Kenya marathoners not worried over stars withdrawal
22 July 2013, 12:17
Nairobi - Withdrawals of some top names from the Kenyan team to the World Championships won't leave coach Abraham Kiplimo without sleep.
The marathon coach, who is taking his charges through the drill in Iten, some 300km northwest of Nairobi, is certain the country will prevail, especially in the 42km distance, where his women team will be on spotlight on the first day of the World Championships which runs from August 10-16 in Moscow, Russia.
"The answer to the critics is simple, we are training harder and we will win simple. We are doing everything possible to retain the titles Kenya won in Daegu in 2011 and marathon was one of the disciplines we triumphed," he said.
"To start off the medal hunt is challenging for a big country like Kenya with much expectations. But the team is okay, we are sharpening a few skills in certain areas we feel demand my attention," said Kiplimo.
"The pillar of our success will certainly be on us working as a team. Hopefully we will even surpass the five gold medals we won in Daegu," he added.
When the curtains raises at the World Championships on Aug.10, the focus will not be on the dope scandals that has bedevilled the track and field competition, but on the prospects of Kenya retaining the women marathon title, which Edna Kiplagat and Catherine Ndereba won in the successive championships in Daegu (2011), Berlin (2009) and Osaka 2007.
Kiplagat is keen to make it three times lucky in the discipline and she knows which gears to switch to when she comes on the course in Moscow.
"I have made enough training. I want to retain my title otherwise, I would not have agreed to go to Moscow," she said Sunday in Iten.
Last year, Kiplagat finished second behind Mary Keitany in London marathon with a personal best of 2:19:50 before returning in the same position this year behind Priscah Jeptoo. Now she is keen to get the winners podium now that both Keitany and Kiptoo will be absent in Moscow.
Kiptoo was left out because of fatigue while Keitany is in motherhood. "I have polished my skills, my speed is okay and my endurance is where I want it to be. Hopefully the weather will be great to me," Kiptoo said.
"This year, I have had build up races in Lisbon and Rock N' Roll half marathons and the only thing we need to work on is the team spirit and we will surpass the feat in Daegu," she added.

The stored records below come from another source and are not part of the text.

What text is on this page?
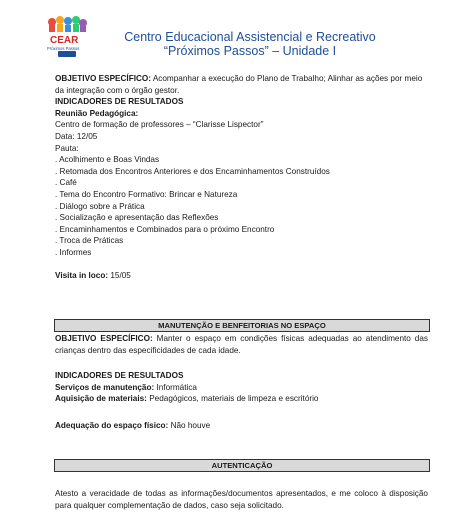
CEAR
Próximos Passos
Centro Educacional Assistencial e Recreativo
“Próximos Passos” – Unidade I

OBJETIVO ESPECÍFICO: Acompanhar a execução do Plano de Trabalho; Alinhar as ações por meio da integração com o órgão gestor.

INDICADORES DE RESULTADOS

Reunião Pedagógica:

Centro de formação de professores – “Clarisse Lispector”

Data: 12/05

Pauta:

. Acolhimento e Boas Vindas

. Retomada dos Encontros Anteriores e dos Encaminhamentos Construídos

. Café

. Tema do Encontro Formativo: Brincar e Natureza

. Diálogo sobre a Prática

. Socialização e apresentação das Reflexões

. Encaminhamentos e Combinados para o próximo Encontro

. Troca de Práticas

. Informes

Visita in loco: 15/05

MANUTENÇÃO E BENFEITORIAS NO ESPAÇO
OBJETIVO ESPECÍFICO: Manter o espaço em condições físicas adequadas ao atendimento das crianças dentro das especificidades de cada idade.

INDICADORES DE RESULTADOS

Serviços de manutenção: Informática

Aquisição de materiais: Pedagógicos, materiais de limpeza e escritório

Adequação do espaço físico: Não houve
AUTENTICAÇÃO
Atesto a veracidade de todas as informações/documentos apresentados, e me coloco à disposição para qualquer complementação de dados, caso seja solicitado.
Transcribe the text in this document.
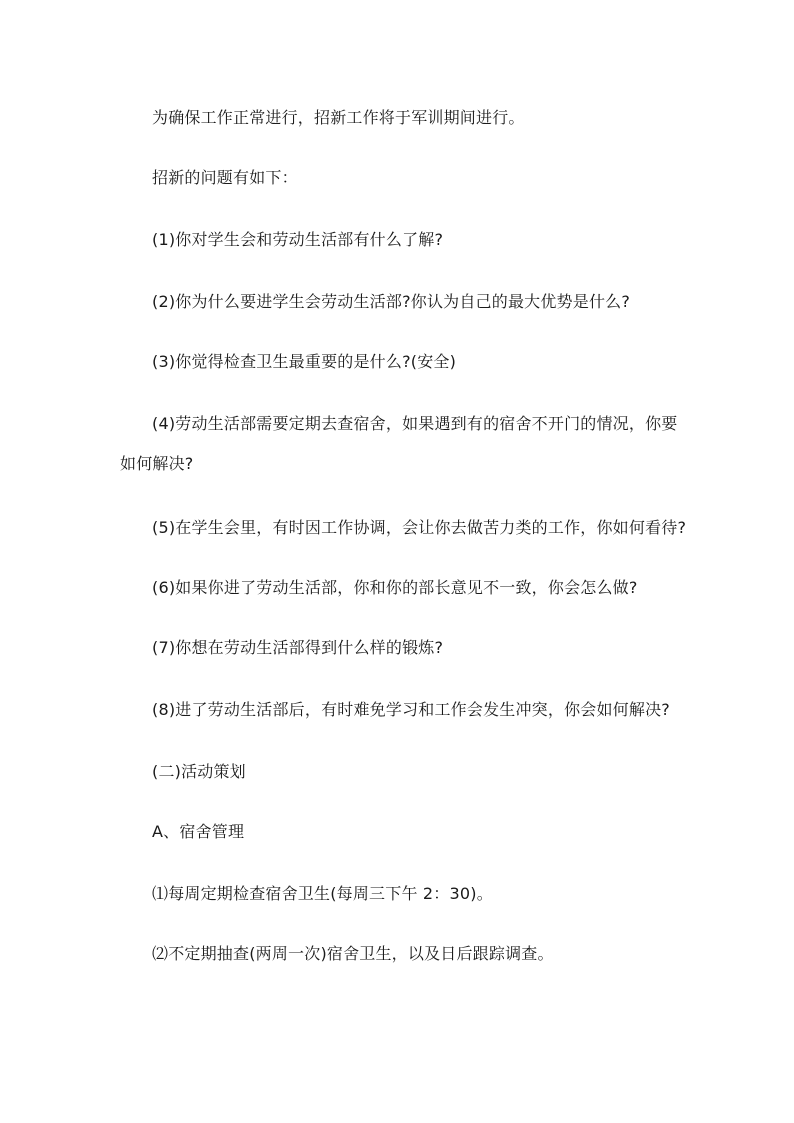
为确保工作正常进行，招新工作将于军训期间进行。

招新的问题有如下：

(1)你对学生会和劳动生活部有什么了解?

(2)你为什么要进学生会劳动生活部?你认为自己的最大优势是什么?

(3)你觉得检查卫生最重要的是什么?(安全)

(4)劳动生活部需要定期去查宿舍，如果遇到有的宿舍不开门的情况，你要如何解决?

(5)在学生会里，有时因工作协调，会让你去做苦力类的工作，你如何看待?

(6)如果你进了劳动生活部，你和你的部长意见不一致，你会怎么做?

(7)你想在劳动生活部得到什么样的锻炼?

(8)进了劳动生活部后，有时难免学习和工作会发生冲突，你会如何解决?

(二)活动策划

A、宿舍管理

⑴每周定期检查宿舍卫生(每周三下午 2：30)。

⑵不定期抽查(两周一次)宿舍卫生，以及日后跟踪调查。
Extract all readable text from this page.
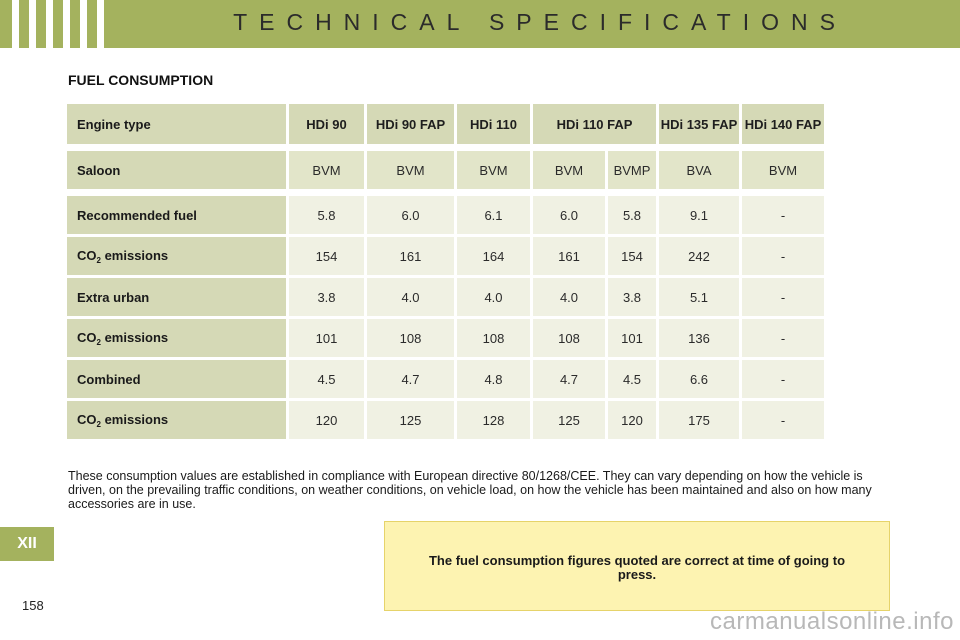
TECHNICAL SPECIFICATIONS
FUEL CONSUMPTION
Engine type	HDi 90	HDi 90 FAP	HDi 110	HDi 110 FAP		HDi 135 FAP	HDi 140 FAP

Saloon	BVM	BVM	BVM	BVM	BVMP	BVA	BVM

Recommended fuel	5.8	6.0	6.1	6.0	5.8	9.1	-
$CO_2$ emissions	154	161	164	161	154	242	-
Extra urban	3.8	4.0	4.0	4.0	3.8	5.1	-
$CO_2$ emissions	101	108	108	108	101	136	-
Combined	4.5	4.7	4.8	4.7	4.5	6.6	-
$CO_2$ emissions	120	125	128	125	120	175	-
These consumption values are established in compliance with European directive 80/1268/CEE. They can vary depending on how the vehicle is driven, on the prevailing traffic conditions, on weather conditions, on vehicle load, on how the vehicle has been maintained and also on how many accessories are in use.
XII
158
The fuel consumption figures quoted are correct at time of going to press.
carmanualsonline.info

But the onus to fly Kenyan flag high in women marathon race in Moscow is not bestowed on Kiplagat alone.
She knows the challenge is imminent from within the Kenya team, and though that is secondary, she is keen to have her cake and eat it, just to anger the nosy Ethiopians.
"I know those in Kenya team are strong. But we all want to win. The most important is for Kenya to retain the titles, and then we will see in the final stages of the race who is stronger to go for it. At the moment we run as a team," she added.
Alongside Kiplagat, there is also 2012 Dubai marathon silver medallist and former Commonwealth Games 10,000m champion Lucy Wangui Kabuu and newcomers Margaret Akai and Valentine Kipketer.
Kabuu, who boasts an impressive 2:1934 personal best she posted in Dubai in 2012, also eyes a share of the glory by winning the 42-kilometre road race.
"I don't enter races if I am not confident of winning. I have sacrificed a lot. I missed the London marathon in April to focus on the World Championships. I have studied the course in Moscow on Internet and realised that there is a hill. This is the place I intend to burn out the opposition. It will be helpful in my strategy," said Kabuu.
Newcomers Kipketer has a personal best time of 2:24.20 (Mumbai Marathon) while Akai best time is 2:23.28 she registered at the Daegu Marathon.
The men team, which is also camped in Iten, has youngsters keen to prove their mettle.
Unlike previous years where Kenya selected big names, there will be no Geoffrey Mutai, Emmanuel Mutai, defending champions Abel Kirui or world marathon record holder Patrick Makau.
Instead, the challenge to bring Kenya glory falls on the shoulder of Peter Some, Michael Kipyego, Bernard Kipyego, Nicholas Kipkemboi and Bernard Koech.
Michael Kipyego, the runner up at the Tokyo Marathon this year, said training under hot weather conditions will boost their resistance in Moscow.
"It's good we get used to the warm conditions. It will help us overcome harsh like the one our women team met in London at the Olympics. We can retain the title but it needs a lot of team work and race tactics," said Kipyego.
Ethiopia will parade a star-studded line up led by London Marathon winner Tsegaye Kebede and Boston Marathon champion Lelisa Desisa.
Abel Kirui won both Daegu (2011) and Berlin (2009) titles ending over 20-year jinx since Douglas Wakiihuri won gold in 1987.